Si enim agis veram poenitentiam, dum sanus es, et invenerit te novissimus dies, curre ut reconcilieris: si sic agis, securus es»79). Nella dottrina penitenziale del XIII secolo l’opinione di Agostino sarà prevalente: la confessione sacramentale deve essere rapida (accelerata, festina) perché l’eventuale malattia può indebolire l’intelletto e ostacolare la penitenza80. Nell’exemplum 5 Passavanti racconta la scena della morte di un peccatore. La trama del racconto, attinto da Gregorio Magno, è scarna: un uomo malato in punto di morte vede «grande moltitudine di domoni», arrivati per portare via la sua anima81. Per scongiurare la minaccia, l’uomo emette un grido disperato:

«Indugio pure infino a domane! Indugio infino a domane!». Il senso del grido del peccatore non è immediatamente apparente: è una preghiera oppure un comando rivolto ai diavoli (in entrambi i casi le parole rivelerebbero la loro efficacia82), o ancora è un grido vuoto che non chiama nessuno?

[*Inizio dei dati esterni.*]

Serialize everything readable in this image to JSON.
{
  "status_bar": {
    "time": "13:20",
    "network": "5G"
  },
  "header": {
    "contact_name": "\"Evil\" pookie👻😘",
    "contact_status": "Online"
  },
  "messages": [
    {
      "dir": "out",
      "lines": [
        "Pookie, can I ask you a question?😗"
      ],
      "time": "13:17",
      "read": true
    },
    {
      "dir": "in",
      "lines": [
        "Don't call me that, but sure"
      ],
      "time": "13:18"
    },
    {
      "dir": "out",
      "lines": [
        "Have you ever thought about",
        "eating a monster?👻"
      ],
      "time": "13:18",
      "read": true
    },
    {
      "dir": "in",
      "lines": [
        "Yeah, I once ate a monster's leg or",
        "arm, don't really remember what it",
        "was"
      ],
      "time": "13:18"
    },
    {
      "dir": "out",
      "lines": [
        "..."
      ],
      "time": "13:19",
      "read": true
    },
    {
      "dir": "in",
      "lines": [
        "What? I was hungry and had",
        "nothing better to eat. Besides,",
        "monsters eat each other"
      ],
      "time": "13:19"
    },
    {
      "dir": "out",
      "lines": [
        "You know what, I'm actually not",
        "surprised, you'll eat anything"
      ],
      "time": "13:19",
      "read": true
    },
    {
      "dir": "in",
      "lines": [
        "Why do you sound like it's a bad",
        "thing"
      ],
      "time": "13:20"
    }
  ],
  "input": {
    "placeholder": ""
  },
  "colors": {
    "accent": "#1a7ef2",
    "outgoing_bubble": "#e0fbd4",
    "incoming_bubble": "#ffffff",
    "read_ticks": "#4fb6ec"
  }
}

Comunque sia, le parole del peccatore non sortiscono nessun effetto: l’uomo muore e la sua anima è

«portata da’ diavoli alle pene dello ‘nferno». Ma quello che l’uomo deve temere veramente non sono i diavoli «nerissimi e crudelissimi» (così descritti nell’exemplum 4). Nella dottrina di Passavanti il motivo di vero terrore sono la penitenza indugiata fino alla morte e la dolente consapevolezza che ormai può essere troppo tardi.

77 T. N. Tentler, Sin and Confession on the Eve of the Reformation, Princeton, New Jersey, Princeton University Press, 1977, pp. 6-9.

78 Decretum magistri Gratiani (Corpus iuris canonici, 1), Leipzig, 1879, II, C. 33, q. 3, dist. 7. Disponibile sul sito:

<https://geschichte.digitale-sammlungen.de//decretum-gratiani/>. Questa opinione è sorretta dall’autorità di Leone Magno: «Unde Leo Papa: “Nemo desperandus est, dum in hoc corpore constitutus est”» (ivi).

79 Agostino, Sermones dubii, Sermo 393.

80 Così il domenicano Raimondo di Penyafort: «in extrema aegritudine vix potest aliquis poenitere, vel etiam cogitare», Summa sancti Raymundi de Peniafort Ordinis Praedicatorum cum glossis Joannis de Friburgo, Avignone, 1715, III, 34 (De poenitentiis et remissionibus), 22, p. 667. Sull’importanza della summa di Raimondo per lo sviluppo della teologia penitenziale nel XIII secolo cfr. P. Michaud-Quantin, Sommes de casuistique et manuels de confession au moyen âge (XII-XVI siècles), Louvain, Nauwelaerts, 1962, pp. 34-42.

81 Per le fonti cfr. Monteverdi, Gli «esempi» di Iacopo Passavanti, pp. 180-181. L’exemplum compare più volte nei trattati di Domenico Cavalca.

82 Cfr. l’analisi dell’exemplum 3, infra, p. 173.